C3. V-sign in photographs: “Cheese” (Japan): All sources agree that by 1980s, use of V-sign in photographs was unremarkable and spreading slowly up the age scale.
Part D: Conclusions and unresolved questions
D1. Timeline synthesized from information above:
- V-sign becomes powerful, positive gesture during WWII
- Use of V-sign as part of photography pose dates back to at least 1960
- Revitalization of V-sign as counterculture “peace” sign in ’60s/’70s coincides with period in which Japanese youth was both interested in U.S. youth culture and had means to import its artifacts and habits
- However, early connection to “victory” was not forgotten: use of V-sign to mean “victory” had extremely high visibility in youth-targeted media around 1970
- Thus, at this time, “victory” and “peace” meanings may have reinforced each other, raising profile of gesture still higher. (E.g.
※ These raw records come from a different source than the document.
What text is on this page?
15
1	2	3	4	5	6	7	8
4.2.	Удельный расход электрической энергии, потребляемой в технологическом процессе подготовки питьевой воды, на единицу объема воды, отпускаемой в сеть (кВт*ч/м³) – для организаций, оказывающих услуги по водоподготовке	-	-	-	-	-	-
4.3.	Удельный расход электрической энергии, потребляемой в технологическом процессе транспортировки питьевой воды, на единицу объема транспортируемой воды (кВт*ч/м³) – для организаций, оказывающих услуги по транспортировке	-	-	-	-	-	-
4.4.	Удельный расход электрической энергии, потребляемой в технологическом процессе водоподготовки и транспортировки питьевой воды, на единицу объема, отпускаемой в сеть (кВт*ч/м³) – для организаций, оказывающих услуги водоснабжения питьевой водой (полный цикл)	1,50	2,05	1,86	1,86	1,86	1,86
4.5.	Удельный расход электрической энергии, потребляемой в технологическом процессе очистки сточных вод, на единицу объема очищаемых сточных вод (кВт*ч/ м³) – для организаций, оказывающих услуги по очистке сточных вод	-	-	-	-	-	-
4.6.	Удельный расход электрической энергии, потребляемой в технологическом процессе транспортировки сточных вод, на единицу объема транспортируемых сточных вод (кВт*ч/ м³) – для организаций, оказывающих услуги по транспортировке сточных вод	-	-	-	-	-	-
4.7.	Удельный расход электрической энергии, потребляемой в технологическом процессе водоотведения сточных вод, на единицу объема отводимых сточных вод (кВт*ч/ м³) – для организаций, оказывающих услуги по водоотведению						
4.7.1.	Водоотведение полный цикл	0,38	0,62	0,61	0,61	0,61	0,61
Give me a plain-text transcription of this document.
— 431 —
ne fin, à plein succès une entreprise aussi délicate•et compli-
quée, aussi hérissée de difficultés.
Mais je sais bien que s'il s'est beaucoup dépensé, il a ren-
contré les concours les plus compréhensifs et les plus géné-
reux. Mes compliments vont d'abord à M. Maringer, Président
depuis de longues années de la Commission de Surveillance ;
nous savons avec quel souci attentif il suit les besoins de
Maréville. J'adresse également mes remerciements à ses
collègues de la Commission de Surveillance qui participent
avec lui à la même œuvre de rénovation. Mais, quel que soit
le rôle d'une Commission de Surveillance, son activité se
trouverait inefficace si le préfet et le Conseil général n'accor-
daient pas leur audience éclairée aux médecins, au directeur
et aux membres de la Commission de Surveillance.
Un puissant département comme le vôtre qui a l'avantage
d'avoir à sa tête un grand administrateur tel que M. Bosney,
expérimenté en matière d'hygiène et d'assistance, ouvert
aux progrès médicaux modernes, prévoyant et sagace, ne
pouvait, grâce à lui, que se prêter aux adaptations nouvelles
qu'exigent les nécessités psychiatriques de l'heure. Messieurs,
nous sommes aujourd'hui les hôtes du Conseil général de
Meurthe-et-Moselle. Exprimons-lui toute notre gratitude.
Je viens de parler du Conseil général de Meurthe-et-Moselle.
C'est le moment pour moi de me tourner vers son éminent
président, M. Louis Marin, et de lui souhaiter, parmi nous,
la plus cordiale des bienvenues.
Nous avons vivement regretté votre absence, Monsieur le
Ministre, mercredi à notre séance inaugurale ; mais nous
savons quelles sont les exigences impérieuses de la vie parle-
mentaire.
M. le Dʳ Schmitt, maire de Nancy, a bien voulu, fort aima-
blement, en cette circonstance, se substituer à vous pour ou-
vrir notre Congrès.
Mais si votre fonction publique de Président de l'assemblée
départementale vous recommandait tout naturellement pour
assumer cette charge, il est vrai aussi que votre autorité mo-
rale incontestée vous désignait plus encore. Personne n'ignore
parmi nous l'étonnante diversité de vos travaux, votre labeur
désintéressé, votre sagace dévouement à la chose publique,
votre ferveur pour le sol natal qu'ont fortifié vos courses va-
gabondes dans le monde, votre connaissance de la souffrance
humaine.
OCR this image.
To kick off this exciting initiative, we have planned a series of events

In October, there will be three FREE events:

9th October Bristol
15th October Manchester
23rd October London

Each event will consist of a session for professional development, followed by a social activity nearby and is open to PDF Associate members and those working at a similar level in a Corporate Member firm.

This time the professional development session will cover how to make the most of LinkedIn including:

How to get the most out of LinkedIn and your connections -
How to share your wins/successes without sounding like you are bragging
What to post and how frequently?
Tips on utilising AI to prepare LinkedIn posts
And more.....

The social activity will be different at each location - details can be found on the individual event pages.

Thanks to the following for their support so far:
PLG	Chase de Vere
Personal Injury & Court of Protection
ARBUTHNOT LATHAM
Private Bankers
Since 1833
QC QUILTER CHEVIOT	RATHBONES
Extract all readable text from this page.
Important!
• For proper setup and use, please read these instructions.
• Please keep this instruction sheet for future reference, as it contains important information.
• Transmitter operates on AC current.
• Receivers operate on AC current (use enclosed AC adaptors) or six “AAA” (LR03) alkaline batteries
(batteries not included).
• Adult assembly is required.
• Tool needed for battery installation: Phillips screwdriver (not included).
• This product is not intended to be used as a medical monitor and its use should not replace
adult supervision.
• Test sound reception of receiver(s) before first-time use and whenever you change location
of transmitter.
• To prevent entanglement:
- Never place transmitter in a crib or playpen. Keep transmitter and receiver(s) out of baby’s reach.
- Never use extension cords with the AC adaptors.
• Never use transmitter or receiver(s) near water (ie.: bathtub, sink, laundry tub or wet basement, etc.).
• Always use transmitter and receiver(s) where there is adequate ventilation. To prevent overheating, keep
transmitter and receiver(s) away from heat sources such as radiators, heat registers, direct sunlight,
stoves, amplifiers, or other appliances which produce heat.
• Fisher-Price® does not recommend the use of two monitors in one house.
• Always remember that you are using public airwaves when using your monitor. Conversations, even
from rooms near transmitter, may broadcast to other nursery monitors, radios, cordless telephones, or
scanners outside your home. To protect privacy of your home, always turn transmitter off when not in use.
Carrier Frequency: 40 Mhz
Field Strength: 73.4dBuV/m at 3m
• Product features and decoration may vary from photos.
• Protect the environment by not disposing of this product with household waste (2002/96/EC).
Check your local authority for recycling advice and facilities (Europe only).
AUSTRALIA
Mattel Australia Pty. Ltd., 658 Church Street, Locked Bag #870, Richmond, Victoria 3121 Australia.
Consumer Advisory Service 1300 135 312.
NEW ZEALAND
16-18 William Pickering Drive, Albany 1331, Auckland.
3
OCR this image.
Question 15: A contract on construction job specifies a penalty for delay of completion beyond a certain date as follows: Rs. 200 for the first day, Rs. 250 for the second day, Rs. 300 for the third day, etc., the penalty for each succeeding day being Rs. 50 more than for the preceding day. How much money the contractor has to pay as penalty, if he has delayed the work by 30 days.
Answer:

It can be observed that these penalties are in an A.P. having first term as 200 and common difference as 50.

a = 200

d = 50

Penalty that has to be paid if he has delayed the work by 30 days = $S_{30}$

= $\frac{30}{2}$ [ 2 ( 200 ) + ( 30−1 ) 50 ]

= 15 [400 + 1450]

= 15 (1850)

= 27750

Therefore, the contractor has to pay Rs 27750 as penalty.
Inose suggests that Kajiwara was inspired to write Kyojin no Hoshi V-scene by strong media presence of V-flashing anti-war demonstrators.)
- Meanwhile, rising incomes and many Japan-based camera makers meant more photos by non-professionals → space for photography folkways to develop (encouraged by camera companies, e.g. Inoue Jun’s CM story)
- Post-1980, gesture has lost emotional resonance and becomes part of “camera pose,” eventually to develop into modern variations that flatter face shape, emphasize eyes, highlight nail art, etc.
D2. Further questions:
- Could long /i/ sound in “peace” have made it particularly attractive to photographers looking for a hipper version of “cheese”?
- To what extent can the in-photo popularity of the “peace” sign, whatever its origins, be attributed to its nature as a widely recognized performance, protecting the subject from visual capture at an awkward or vulnerable moment? (cf pouty MySpace poses, throwing the horns, etc.)
- No relation to U.S. bunny-ears photo prank? (Would one not expect such horseplay to be much more common than bombastic Churchillian V’s among occupying GIs?)
- Did GHQ in fact use mind control or genetic engineering to impose “peace” sign on Japanese nation, as reportedly hypothesized by Igeta Seiichi (aged 17)?